Gething, özelde Galler’in genelde ise Avrupa’nın ilk siyahi lideri oldu. Birleşik Krallık tarihindeki bu yeni durum, ‘artık göçmenlerin çocukları ve torunları sahada ve yerel meclislerden hükümete kadar çeşitli siyasi makamlar için ülkenin yerli halkıyla rekabet ediyor’ yorumlarına neden oldu.

Galler’de bir göçmenin başbakan olarak seçilmesinden önce Hint asıllı Budist Rishi Sunak, 2022 yılında İngiltere’nin başbakanlık koltuğuna oturmuştu. Pakistan asıllı bir Müslüman olan Hamza Yusuf ise 2023 yılında İskoçya hükümetinin başına geçti. Böylece Birleşik Krallık'ı oluşturan ülkelerden üçü artık her zaman beyazların seçildiği makamlara partileri tarafından seçilen göçmenlerin getirildiğine tanık oldu.

Birleşik Krallık'ta farklı milletlerden üç ismin iktidara gelmesinin ve göçmenlerin çocuklarının ve torunlarının siyasetin tüm kademelerinde yer almasının yolu açıldı. Yerel halkla belediye ve meclis sandalyeleri için yarışan göçmenlerin çocukları ve torunları, hükümetlerde çeşitli görevler alırken bakanlık görevlerinde bulundular ve iç siyasi sahnede etkili oldular.

Birleşik Krallık'taki dördüncü ülke olan Kuzey İrlanda da liderlik konusunda bir istisnaya tanık oluyor.

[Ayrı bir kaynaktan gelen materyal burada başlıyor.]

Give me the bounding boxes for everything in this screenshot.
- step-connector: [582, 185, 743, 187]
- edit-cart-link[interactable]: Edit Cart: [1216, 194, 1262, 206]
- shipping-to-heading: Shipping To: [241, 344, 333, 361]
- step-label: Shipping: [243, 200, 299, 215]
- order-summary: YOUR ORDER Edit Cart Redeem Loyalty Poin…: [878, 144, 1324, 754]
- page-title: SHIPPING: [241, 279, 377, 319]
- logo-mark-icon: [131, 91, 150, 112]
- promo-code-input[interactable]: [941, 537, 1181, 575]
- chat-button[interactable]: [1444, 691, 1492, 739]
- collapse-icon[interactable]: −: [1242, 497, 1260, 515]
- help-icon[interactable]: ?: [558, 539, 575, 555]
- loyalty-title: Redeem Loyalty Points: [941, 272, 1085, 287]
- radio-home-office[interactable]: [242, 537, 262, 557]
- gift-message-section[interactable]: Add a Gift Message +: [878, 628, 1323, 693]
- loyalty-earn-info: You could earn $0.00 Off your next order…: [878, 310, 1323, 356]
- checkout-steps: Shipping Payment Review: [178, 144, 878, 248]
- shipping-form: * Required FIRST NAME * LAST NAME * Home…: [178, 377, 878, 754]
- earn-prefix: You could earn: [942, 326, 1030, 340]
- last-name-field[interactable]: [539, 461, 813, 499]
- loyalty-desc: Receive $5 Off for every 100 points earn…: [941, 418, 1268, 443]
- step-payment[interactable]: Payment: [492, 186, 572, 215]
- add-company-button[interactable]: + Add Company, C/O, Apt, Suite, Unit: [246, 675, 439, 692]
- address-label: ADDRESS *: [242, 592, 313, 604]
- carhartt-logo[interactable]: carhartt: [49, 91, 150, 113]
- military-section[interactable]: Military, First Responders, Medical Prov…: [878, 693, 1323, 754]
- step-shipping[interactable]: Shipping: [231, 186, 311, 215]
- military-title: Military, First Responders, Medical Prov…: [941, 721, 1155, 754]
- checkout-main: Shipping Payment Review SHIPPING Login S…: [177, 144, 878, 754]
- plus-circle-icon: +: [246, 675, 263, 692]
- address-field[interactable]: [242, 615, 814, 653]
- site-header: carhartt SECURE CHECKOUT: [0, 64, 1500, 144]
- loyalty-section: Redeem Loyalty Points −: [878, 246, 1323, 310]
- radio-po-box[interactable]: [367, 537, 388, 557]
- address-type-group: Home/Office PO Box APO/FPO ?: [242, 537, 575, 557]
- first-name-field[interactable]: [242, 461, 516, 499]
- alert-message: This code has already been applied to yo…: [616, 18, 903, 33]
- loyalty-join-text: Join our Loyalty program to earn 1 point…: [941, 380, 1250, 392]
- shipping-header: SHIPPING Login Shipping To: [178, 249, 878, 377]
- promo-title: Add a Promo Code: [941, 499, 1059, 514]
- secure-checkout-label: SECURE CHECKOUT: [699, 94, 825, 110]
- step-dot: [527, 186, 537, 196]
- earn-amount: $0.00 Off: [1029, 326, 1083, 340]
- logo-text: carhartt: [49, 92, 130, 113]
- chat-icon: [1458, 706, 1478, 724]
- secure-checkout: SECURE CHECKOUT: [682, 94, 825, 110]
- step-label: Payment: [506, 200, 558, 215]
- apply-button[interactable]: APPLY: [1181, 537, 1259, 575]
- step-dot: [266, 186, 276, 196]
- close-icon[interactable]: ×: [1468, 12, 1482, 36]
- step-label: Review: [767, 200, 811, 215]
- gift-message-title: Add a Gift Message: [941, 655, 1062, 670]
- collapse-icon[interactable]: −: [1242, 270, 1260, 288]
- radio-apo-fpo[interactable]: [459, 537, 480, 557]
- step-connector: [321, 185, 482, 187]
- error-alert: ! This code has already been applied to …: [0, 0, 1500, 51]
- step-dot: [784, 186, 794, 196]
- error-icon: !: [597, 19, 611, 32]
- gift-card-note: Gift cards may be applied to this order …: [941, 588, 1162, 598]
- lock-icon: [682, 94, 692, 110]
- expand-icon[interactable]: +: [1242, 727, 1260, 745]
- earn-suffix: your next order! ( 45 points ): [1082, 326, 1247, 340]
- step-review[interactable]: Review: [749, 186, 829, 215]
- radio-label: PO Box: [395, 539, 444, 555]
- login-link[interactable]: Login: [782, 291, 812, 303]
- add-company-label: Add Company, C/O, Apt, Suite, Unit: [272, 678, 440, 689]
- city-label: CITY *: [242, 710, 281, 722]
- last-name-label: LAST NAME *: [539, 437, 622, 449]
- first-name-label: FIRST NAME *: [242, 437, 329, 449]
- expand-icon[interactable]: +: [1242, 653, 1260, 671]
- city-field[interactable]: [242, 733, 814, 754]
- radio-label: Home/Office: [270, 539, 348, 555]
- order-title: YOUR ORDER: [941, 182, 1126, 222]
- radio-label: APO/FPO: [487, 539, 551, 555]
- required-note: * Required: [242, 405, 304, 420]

Kuzey İrlanda tarihinde ilk kez ‘Birleşik İrlanda’ fikrini destekleyen Katolik bir kadın siyasetçi olan Sinn Fein, 2023 yılında Belfast parlamento seçimlerinde rakibi Demokratik Birlik Partisi'nin (DUP) 1998 yılında imzalanan barış anlaşmasının temelini oluşturan güç paylaşımı hükümetine yönelik boykotunu sona erdirmeyi başararak iktidara geldi.